1Pontificia Universidad Católica de Chile, Santiago, Chile
2University of California, San Diego, California, Estados Unidos (EEUU)

Background: Chronic atrophic gastritis (CAG) is a progressive inflammatory condition of the gastric mucosa, caused by Helicobacter pylori (Hp) infection and autoimmune gastritis (AIG), which is characterized by atrophy due to the loss of gastric glandular cells. Parietal cell atrophy leads to hypochlorhydria or achlorhydria. Through this mechanism CAG may lead to impaired absorption of calcium and vitamin-D, potentially leading to decrease bone density (DBD).

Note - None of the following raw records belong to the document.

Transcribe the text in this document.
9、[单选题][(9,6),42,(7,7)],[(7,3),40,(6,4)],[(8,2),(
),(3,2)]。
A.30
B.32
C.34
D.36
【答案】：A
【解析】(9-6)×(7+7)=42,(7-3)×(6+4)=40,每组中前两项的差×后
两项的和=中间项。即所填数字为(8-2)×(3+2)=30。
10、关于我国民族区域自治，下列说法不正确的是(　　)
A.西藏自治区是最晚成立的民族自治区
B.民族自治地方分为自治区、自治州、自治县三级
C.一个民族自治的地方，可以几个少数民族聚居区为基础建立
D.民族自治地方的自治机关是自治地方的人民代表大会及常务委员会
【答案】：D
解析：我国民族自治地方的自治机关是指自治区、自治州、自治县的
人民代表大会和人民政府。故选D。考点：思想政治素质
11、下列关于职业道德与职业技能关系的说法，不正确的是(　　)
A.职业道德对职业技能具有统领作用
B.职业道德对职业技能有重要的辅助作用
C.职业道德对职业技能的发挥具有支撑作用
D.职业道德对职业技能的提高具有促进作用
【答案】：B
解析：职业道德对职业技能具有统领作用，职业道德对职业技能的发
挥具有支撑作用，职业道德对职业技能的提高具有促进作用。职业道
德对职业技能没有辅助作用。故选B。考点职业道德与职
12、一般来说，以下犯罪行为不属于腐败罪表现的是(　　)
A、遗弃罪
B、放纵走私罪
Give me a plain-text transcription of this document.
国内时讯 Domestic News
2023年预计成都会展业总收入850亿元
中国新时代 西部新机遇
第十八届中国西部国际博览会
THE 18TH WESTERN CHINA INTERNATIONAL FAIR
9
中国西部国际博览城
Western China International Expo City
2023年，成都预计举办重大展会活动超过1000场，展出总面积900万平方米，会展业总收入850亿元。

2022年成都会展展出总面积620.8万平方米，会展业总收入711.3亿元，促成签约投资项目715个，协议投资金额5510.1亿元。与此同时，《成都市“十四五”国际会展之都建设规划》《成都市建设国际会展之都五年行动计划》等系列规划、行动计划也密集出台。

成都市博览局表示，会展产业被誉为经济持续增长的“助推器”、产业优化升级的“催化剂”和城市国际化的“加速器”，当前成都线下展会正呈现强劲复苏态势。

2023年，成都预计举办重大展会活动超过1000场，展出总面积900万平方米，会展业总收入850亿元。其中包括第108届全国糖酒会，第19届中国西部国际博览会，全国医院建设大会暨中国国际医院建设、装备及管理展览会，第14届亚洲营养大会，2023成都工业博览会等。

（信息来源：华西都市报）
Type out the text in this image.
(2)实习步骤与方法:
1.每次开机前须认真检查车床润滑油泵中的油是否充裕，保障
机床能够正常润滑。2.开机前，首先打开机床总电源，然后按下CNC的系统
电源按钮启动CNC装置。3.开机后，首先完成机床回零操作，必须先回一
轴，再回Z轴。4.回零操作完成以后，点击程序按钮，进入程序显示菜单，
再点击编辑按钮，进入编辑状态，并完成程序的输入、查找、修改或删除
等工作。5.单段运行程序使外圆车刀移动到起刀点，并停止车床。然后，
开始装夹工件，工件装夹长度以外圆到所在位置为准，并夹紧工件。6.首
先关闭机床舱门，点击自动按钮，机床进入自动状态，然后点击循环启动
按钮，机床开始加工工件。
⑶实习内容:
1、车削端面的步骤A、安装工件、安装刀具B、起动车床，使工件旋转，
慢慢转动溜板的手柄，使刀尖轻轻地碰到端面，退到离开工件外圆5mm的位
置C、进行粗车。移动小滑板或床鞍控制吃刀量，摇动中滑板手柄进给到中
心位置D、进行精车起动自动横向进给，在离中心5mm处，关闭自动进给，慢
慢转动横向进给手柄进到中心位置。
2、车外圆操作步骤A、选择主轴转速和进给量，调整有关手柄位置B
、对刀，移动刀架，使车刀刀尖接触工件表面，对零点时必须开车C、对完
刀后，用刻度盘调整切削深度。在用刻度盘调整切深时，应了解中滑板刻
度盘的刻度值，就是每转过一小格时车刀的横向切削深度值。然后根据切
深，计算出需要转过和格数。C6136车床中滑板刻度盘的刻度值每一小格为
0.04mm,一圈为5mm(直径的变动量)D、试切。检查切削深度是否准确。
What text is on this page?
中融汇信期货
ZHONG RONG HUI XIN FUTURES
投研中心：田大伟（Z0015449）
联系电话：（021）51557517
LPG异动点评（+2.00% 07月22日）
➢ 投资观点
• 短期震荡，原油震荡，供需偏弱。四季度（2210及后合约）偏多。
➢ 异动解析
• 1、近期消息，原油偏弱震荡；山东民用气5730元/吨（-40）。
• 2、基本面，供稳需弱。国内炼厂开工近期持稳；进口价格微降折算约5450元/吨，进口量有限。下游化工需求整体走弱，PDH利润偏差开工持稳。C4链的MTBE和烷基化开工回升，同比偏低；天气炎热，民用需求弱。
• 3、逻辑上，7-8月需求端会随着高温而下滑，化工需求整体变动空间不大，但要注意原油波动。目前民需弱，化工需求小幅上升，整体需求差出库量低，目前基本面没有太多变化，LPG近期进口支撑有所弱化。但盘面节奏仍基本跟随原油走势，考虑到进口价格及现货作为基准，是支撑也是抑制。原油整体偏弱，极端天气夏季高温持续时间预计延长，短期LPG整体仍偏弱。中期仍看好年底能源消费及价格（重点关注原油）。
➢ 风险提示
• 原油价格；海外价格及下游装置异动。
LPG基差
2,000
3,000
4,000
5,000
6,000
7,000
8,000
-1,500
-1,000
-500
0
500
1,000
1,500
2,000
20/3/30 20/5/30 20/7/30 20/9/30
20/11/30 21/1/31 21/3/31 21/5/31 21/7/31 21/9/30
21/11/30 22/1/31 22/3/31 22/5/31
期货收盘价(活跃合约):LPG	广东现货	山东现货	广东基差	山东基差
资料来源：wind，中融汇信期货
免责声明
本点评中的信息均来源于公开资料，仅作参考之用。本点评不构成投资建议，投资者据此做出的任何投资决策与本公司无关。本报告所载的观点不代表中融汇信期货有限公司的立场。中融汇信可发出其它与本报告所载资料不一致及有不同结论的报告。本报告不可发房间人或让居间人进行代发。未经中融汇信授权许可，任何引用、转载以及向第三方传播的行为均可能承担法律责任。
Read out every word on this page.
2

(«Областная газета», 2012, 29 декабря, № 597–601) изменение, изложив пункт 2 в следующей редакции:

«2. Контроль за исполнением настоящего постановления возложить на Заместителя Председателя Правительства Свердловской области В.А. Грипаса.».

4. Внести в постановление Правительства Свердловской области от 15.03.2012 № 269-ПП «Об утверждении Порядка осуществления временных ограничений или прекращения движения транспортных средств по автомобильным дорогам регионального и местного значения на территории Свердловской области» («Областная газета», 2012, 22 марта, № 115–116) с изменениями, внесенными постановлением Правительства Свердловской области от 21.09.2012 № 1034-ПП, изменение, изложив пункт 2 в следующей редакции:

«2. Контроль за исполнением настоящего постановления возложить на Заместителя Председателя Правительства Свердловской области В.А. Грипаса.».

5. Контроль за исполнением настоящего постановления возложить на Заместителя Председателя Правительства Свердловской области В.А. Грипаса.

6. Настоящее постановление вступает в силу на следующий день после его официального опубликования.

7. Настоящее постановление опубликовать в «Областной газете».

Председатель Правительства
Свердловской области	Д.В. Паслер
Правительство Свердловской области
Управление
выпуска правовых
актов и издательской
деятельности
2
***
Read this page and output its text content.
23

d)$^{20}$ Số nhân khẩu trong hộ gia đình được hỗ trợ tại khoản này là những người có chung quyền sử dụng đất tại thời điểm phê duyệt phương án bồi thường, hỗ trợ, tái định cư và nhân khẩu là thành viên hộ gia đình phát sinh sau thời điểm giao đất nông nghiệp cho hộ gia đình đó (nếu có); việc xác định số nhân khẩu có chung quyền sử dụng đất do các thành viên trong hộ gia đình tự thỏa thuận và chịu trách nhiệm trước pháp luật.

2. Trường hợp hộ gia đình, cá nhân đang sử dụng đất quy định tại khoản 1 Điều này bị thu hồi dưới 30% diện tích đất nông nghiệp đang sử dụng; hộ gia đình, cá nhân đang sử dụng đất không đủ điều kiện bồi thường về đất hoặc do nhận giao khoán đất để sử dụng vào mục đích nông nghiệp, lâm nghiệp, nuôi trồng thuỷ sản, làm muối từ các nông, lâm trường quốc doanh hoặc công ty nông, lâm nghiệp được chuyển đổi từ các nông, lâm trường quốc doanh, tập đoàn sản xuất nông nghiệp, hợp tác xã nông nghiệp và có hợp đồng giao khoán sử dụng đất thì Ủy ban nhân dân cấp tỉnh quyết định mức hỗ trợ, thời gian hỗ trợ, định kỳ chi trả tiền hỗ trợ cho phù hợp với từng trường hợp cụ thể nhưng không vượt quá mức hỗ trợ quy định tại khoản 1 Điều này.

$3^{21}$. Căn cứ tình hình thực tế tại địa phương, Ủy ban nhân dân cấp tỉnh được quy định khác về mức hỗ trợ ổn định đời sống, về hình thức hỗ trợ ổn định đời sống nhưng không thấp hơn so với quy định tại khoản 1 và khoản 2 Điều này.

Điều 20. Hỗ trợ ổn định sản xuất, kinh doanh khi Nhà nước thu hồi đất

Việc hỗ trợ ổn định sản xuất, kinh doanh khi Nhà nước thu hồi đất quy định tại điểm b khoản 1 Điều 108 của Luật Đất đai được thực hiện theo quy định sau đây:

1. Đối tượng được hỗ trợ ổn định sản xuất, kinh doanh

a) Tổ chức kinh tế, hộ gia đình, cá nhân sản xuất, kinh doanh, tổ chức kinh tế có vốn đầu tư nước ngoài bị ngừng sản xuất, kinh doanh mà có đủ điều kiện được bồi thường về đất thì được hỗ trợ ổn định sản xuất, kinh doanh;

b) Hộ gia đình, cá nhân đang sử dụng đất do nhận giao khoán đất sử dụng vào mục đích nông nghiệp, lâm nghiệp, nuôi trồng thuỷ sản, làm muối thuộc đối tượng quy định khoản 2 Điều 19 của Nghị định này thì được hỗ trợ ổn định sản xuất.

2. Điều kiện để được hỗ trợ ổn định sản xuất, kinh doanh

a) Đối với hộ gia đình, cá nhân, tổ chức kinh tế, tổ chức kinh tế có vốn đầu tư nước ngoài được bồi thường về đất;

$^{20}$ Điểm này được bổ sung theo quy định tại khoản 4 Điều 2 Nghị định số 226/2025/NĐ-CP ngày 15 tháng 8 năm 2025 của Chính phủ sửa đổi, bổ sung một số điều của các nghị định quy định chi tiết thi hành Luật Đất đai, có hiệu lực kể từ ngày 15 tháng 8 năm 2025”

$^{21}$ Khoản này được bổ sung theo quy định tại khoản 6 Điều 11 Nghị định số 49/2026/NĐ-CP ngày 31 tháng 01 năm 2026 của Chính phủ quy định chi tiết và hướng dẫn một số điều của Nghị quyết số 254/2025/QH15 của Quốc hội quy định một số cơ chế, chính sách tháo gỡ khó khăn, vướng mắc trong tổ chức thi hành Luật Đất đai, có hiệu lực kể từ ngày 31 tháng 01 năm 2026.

Aim: Investigate and compare the frequency of DBD in patients with CAG (cases) of any origin, contrasted with healthy controls without CAG (Operative Link for Gastritis-Assessment (OLGA) stage 0).

Methods: Case-control study to compare DBD in patients with CAG (cases) to patients with OLGA 0 (controls). Cases included either Hp-related CAG or AIG.  Adult patients with availability of dual-energy X-ray absorptiometry (DEXA) scans and esophagogastroduodenoscopy with gastric biopsies by Sydney protocol were included. The primary outcome was DBD as defined by osteopenia (T-score–2.5 to -1) and osteoporosis (T-score<-2.5). We performed logistic regression adjusted for age and sex to quantify the association between DBD.

Results: 139 patients were included. The CAG group comprised 74 patients (97% female; mean age 66 years-old), 44 of whom (59%) had Hp infection and 41% (n=30) AIG. Sixty-five patients were OLGA 0 (control group) (95% female; mean age 66 years-old). Mineral density, T-score and Z-score by group are described in Table 1. Logistic-regression revealed that DBD was more commonly in patients over 50 years-old with CAG contrasted to OLGA 0 patients (Odds-Ratio2.3;95%CI:1.02-4.9). No significant differences were observed among Hp related CAG and AIG.

Conclusion: DBD was more common in patients with CAG of any origin, particularly in patients over 50 years-old. These results emphasize the importance of early screening and management of bone health in patients with CAG to mitigate potential complications associated with impaired bone mass.